CUDA 4.1 - maybe bug?

Hi,
I asked for help on this forum: CUDA - Copy device data to host? - Stack Overflow

BUT we discover, that Code works on CUDA 4.0, but with 4.1 doesnt work OR there is some other issue?

thx for help

Please define “doesn’t work”. Does the app crash (segfault, unspecified launch failure), run to completion and deliver entirely incorrect results, deliver numerical results slightly different CUDA 4.0?

Does the code check the status returned by every CUDA API call? In particular, does CUDA initialize successfully? For example, a CUDA 4.1 application might fail due to an out-of-date driver. The CUDA 4.1 download page at http://developer.nvidia.com/cuda-toolkit-41 has links for the download of matching drivers.

If after double checking for driver mismatch issues, you find that the app works flawlessly with CUDA 4.0, but does not work properly with CUDA 4.1, I would suggest filing a bug.

I describe problem on the stackoverflow page in discussion under answer(s).

I am on win 7 x64, I am using CUDA 4.1 and lastest developer drivers(from CUDA 4.1 download page - your link).

Main problem is that cudaMemcpy() return error=11(which is cudaErrorInvalidValue), all others call are success! But one user, using CUDA 4.0 and He has not problem-works fine.

But I am not sure, that this is bug, so If someone can try code, under 4.1 and let me know If it works, thx?

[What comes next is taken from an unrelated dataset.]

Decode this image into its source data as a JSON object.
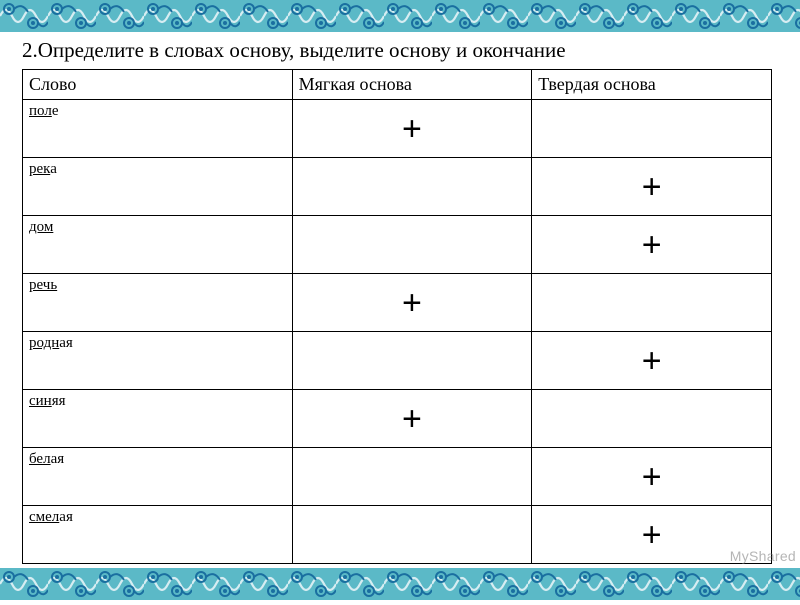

Here is something you can try. Place a cudaFree(0) before any other CUDA API calls in your code. Check its return status. If it is not cudaStatusSuccess this is a good indication that CUDA failed to initialize. The most common reason for that is a mismatch between the CUDA runtime and the CUDA driver, in particular using an older driver with a more recent CUDA runtime. That is why I suggested double checking your software installation. Did you encounter any issues when you installed the new CUDA drivers that may indicate that the installation may have been incomplete? Sorry for the scant advice, driver issues are not an area where I have much experience.

I add cudaFree(0) on first line and it returns success - which is right.

But still, I will un-install driver and try install again. When I installed last driver I am just re-install old, so maybe, there is problem.

I uninstalled old driver and install new and I am getting same error, so really I dont know, where can be problem :{

Can anyone confirm that my code doesnt work under CUDA 4.1???